Sheet Pan Gnocchi with Cherry Tomatoes and Mozzarella

Golden oven-roasted gnocchi with burst cherry tomatoes and creamy marinated mozzarella, all cooked on one pan in about 22 minutes. Finished with fresh basil, Parmesan, and balsamic vinegar for a fast, flavorful weeknight dinner.
Prep Time 5 minutes
Cook Time 17 minutes
Total Time 22 minutes
Servings: 4 portions
Course: Dinner, Main Course
Cuisine: American, Italian
Calories: 484

Ingredients
  

  • 16 oz gnocchi shelf-stable or refrigerated
  • 2 pints cherry tomatoes, any color mix of colors recommended
  • 12 oz marinated mozzarella in herbed oil oil reserved for roasting
  • 2 garlic cloves, smashed whole use up to 4 cloves to taste
  • fresh basil to garnish
  • fresh Parmesan to garnish, freshly grated preferred
  • balsamic vinegar to drizzle before serving
  • salt and pepper to taste

Equipment

  • Sheet pan
  • Parchment paper
  • Chef's knife

Method
 

  1. Preheat your oven to 450 degrees F. Line a large sheet pan with parchment paper.
  2. Spread the gnocchi onto the pan. Add the cherry tomatoes. If the pan looks crowded, remove a handful of tomatoes so everything has space to roast rather than steam.
  3. Smash the garlic cloves using the flat side of a chef's knife and add them to the pan whole.
  4. Transfer the mozzarella balls to a separate bowl and set aside.
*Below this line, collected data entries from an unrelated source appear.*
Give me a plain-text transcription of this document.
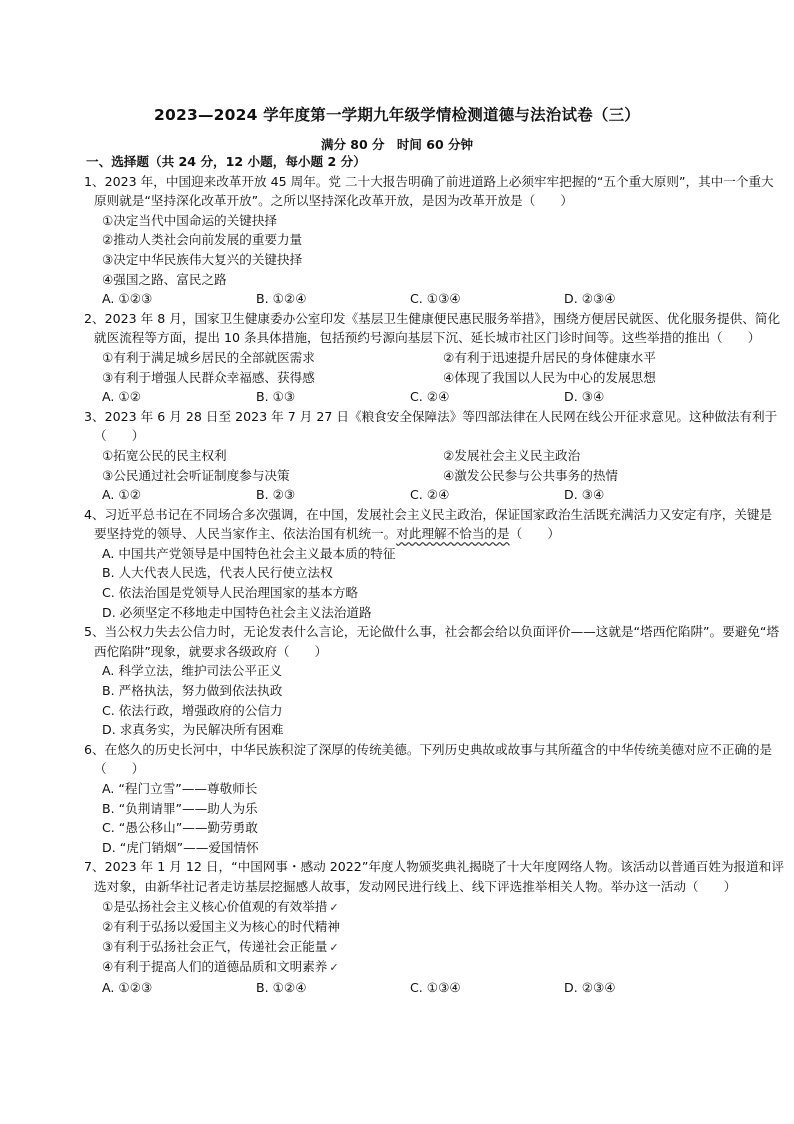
2023—2024 学年度第一学期九年级学情检测道德与法治试卷（三）
满分 80 分 时间 60 分钟
一、选择题（共 24 分，12 小题，每小题 2 分）
1、2023 年，中国迎来改革开放 45 周年。党 二十大报告明确了前进道路上必须牢牢把握的“五个重大原则”，其中一个重大原则就是“坚持深化改革开放”。之所以坚持深化改革开放，是因为改革开放是（　　）
①决定当代中国命运的关键抉择
②推动人类社会向前发展的重要力量
③决定中华民族伟大复兴的关键抉择
④强国之路、富民之路
A. ①②③	B. ①②④	C. ①③④	D. ②③④
2、2023 年 8 月，国家卫生健康委办公室印发《基层卫生健康便民惠民服务举措》，围绕方便居民就医、优化服务提供、简化就医流程等方面，提出 10 条具体措施，包括预约号源向基层下沉、延长城市社区门诊时间等。这些举措的推出（　　）
①有利于满足城乡居民的全部就医需求	②有利于迅速提升居民的身体健康水平
③有利于增强人民群众幸福感、获得感	④体现了我国以人民为中心的发展思想
A. ①②	B. ①③	C. ②④	D. ③④
3、2023 年 6 月 28 日至 2023 年 7 月 27 日《粮食安全保障法》等四部法律在人民网在线公开征求意见。这种做法有利于（　　）
①拓宽公民的民主权利	②发展社会主义民主政治
③公民通过社会听证制度参与决策	④激发公民参与公共事务的热情
A. ①②	B. ②③	C. ②④	D. ③④
4、习近平总书记在不同场合多次强调，在中国，发展社会主义民主政治，保证国家政治生活既充满活力又安定有序，关键是要坚持党的领导、人民当家作主、依法治国有机统一。对此理解不恰当的是（　　）
A. 中国共产党领导是中国特色社会主义最本质的特征
B. 人大代表人民选，代表人民行使立法权
C. 依法治国是党领导人民治理国家的基本方略
D. 必须坚定不移地走中国特色社会主义法治道路
5、当公权力失去公信力时，无论发表什么言论，无论做什么事，社会都会给以负面评价——这就是“塔西佗陷阱”。要避免“塔西佗陷阱”现象，就要求各级政府（　　）
A. 科学立法，维护司法公平正义
B. 严格执法，努力做到依法执政
C. 依法行政，增强政府的公信力
D. 求真务实，为民解决所有困难
6、在悠久的历史长河中，中华民族积淀了深厚的传统美德。下列历史典故或故事与其所蕴含的中华传统美德对应不正确的是（　　）
A. “程门立雪”——尊敬师长
B. “负荆请罪”——助人为乐
C. “愚公移山”——勤劳勇敢
D. “虎门销烟”——爱国情怀
7、2023 年 1 月 12 日，“中国网事・感动 2022”年度人物颁奖典礼揭晓了十大年度网络人物。该活动以普通百姓为报道和评选对象，由新华社记者走访基层挖掘感人故事，发动网民进行线上、线下评选推举相关人物。举办这一活动（　　）
①是弘扬社会主义核心价值观的有效举措 ✓
②有利于弘扬以爱国主义为核心的时代精神
③有利于弘扬社会正气，传递社会正能量 ✓
④有利于提高人们的道德品质和文明素养 ✓
A. ①②③	B. ①②④	C. ①③④	D. ②③④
Pour most of the herbed oil from the tub over the gnocchi and tomatoes. Toss with your hands until evenly coated, distributing the herbs throughout.
  5. Arrange everything in a single layer on the pan. Season generously with salt and pepper.
  6. Roast at 450 degrees F for 17 to 20 minutes, until some tomatoes have burst and the gnocchi is golden. Check at 15 minutes as ovens vary.
  7. Let the pan cool for 2 to 3 minutes before adding the mozzarella balls. Top with fresh basil, grated Parmesan, and a drizzle of balsamic vinegar. Serve from the pan.

Notes

Let the pan rest 2 to 3 minutes before adding mozzarella to keep the cheese soft rather than melted flat. For deeper flavor, use 4 garlic cloves. Leftovers keep in the fridge for up to 3 days. Store mozzarella separately and reheat gnocchi in a 375 degree F oven for 8 to 10 minutes for best texture.